We're living through the third installment of a depressing annual tradition: the summer slump
Summer is the season for blockbuster sequels. But even with millions of dollars in CGI and marketing, nothing at your local movie theater can match the country's most closely-watched repeat performance: the spectacular explosion of the US recovery.
In the first installment, the lights go on 2010. The economy has been growing for nine months. The stimulus act, boosted by temporary Census hiring, lifts job creation to a whopping 516,000 in May. But one month later, we lose 167,000 jobs. We lose 58,000 more the next month, followed by another 51,000 in August. By the end of the year, the stimulus is nearly exhausted. As the year enters its final frames, something strange happens. The economy shows signs of lasting life. We did it everybody. Roll credits on the Great Recession ...
... not so fast. Lights up on 2011, and we're greeted with a flourish of optimism. Jim O'Neill, Goldman Sachs's celebrated Asset Management director, sees 2011 as "the year of the USA." Economic forecasters are doing can-cans on cable TV. Corporations are swimming in cash, they proclaim. Home prices have nearly hit bottom. The real estate recovery is right around the corner. But, with the Census long gone, the role of summer spoiler is played by oil prices and petty politics. Revolutions and supply disruptions sweep the oil-producing world while oil demand steadily pushes up gas prices $4 a gallon. Congress, locked in a fierce tragi-comic debate over whether the United States should default on its debt, does less than nothing to help the weak private sector. For the second straight year, monthly job creation falls from the mid-200,000s to below the rate of population growth by summertime. But wait ... as the year enters its final frames, something familiar happens. GDP picks up. Job growth accelerates. The consumer is back!
Except, not. In the final installment of this trilogy (or are they remakes?) 2012 kicks off with a heartfelt homage to 2011. For the second consecutive year, manufacturing roars in the opening months, the economy adds more than 200,000 jobs in straight months, the Dow breaks 12,000, and TV pundits break out their high-kicks and confetti cannons. And, predictably, it all goes to hell. This time, a few different actors play the role of economy-killer, including: China, India, and Brazil, with a special performance by the entire miserable economy of Europe. Once again, Recovery Winter thaws. Once again, job creation in early summer has some economists whispering about a double-dip recession. Once again, the indebted private sector, once presumed to be healthy enough to ride out this recovery alone, wilts in the summer at the first sign of trouble.
This is a trilogy about debt. A fifth of American homes are still underwater, consumers are still depressed, and demand -- for homes, for cars, for debt, for stuff -- is still restrained. Every year, we believe the US economy has achieved escape velocity. We use this false belief to rationalize away the need for fiscal or monetary stimulus. Every year, every summer, as if on schedule, we're proved wrong. The spring ends and we see the recovery for what it truly is: a rickety economy, filled with debt and fear, surrounded by economic crises.

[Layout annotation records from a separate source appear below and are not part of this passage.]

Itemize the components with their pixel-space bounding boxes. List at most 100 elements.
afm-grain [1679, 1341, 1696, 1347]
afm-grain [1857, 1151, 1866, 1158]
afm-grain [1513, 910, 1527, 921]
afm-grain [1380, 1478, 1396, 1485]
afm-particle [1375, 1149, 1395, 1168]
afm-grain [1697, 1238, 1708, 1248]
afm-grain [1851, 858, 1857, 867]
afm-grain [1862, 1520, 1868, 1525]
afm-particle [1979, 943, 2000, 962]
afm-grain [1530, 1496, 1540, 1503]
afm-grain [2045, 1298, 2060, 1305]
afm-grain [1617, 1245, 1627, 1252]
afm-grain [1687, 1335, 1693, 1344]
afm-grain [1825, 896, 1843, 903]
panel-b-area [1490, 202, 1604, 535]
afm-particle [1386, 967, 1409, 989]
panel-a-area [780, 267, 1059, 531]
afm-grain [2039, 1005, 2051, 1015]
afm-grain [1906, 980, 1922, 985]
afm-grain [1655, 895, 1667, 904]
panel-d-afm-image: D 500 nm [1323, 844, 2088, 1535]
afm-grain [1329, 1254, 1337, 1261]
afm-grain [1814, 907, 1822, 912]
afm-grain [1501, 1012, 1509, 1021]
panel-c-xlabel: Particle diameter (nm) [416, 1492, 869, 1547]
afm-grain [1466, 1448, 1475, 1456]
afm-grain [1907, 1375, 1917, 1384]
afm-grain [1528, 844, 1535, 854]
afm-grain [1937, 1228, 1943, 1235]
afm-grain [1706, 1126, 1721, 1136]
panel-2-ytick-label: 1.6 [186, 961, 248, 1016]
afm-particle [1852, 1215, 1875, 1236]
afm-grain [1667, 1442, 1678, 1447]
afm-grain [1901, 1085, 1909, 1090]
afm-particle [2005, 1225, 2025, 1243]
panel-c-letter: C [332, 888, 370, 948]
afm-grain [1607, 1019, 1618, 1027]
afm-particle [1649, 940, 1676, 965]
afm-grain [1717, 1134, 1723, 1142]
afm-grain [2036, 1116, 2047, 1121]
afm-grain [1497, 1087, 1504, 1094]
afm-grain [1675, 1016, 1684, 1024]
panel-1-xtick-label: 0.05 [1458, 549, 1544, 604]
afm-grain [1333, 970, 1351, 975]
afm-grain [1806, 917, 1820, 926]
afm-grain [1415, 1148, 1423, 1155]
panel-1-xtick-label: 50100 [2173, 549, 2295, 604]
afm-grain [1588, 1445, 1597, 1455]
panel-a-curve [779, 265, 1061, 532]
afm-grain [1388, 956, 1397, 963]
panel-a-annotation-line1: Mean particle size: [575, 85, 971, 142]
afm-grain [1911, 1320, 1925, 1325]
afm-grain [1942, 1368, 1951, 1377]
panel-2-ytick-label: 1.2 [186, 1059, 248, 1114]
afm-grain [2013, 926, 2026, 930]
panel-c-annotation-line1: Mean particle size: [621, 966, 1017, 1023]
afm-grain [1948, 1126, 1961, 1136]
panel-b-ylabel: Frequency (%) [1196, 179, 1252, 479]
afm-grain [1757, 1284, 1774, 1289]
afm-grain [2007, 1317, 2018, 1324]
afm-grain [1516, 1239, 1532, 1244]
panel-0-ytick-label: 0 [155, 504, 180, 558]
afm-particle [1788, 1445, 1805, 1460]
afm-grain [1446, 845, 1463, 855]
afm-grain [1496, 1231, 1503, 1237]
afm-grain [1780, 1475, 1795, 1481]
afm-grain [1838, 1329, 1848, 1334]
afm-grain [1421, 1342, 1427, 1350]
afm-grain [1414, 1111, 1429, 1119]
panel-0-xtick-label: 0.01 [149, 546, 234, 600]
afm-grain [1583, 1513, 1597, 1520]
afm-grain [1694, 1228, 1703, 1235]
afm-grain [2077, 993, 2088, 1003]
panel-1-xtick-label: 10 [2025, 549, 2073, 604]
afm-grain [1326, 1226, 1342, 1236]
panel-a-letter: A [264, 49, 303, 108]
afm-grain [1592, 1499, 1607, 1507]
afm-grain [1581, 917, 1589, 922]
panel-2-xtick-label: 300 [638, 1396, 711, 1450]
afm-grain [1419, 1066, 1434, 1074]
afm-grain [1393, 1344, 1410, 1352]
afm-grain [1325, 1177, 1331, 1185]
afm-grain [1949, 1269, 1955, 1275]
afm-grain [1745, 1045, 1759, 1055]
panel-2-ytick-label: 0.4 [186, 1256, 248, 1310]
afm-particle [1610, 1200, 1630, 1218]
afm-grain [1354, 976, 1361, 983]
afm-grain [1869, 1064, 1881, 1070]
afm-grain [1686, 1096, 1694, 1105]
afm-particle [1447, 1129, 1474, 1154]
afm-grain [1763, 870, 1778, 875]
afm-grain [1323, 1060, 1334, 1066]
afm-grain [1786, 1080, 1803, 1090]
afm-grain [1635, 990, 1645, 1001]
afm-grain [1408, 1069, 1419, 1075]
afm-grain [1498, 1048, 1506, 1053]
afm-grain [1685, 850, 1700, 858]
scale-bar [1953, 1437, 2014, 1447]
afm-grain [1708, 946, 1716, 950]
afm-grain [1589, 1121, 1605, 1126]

Americans consider our economy superheroic, but the vaunted U.S. private sector is not the superhero in these movies. It's the weakling, the endangered victim, the damsel in distress. It still need to be saved, and where are the hero figures most capable of saving it? The Federal Reserve has balked at another round of quantitative easing, and Washington is busy hailing work and productivity while exhibiting neither.
Like any blockbuster disaster film, this series unfortunately appears to have a good deal of iterative potential. Welcome to the Re-re-re-recovery.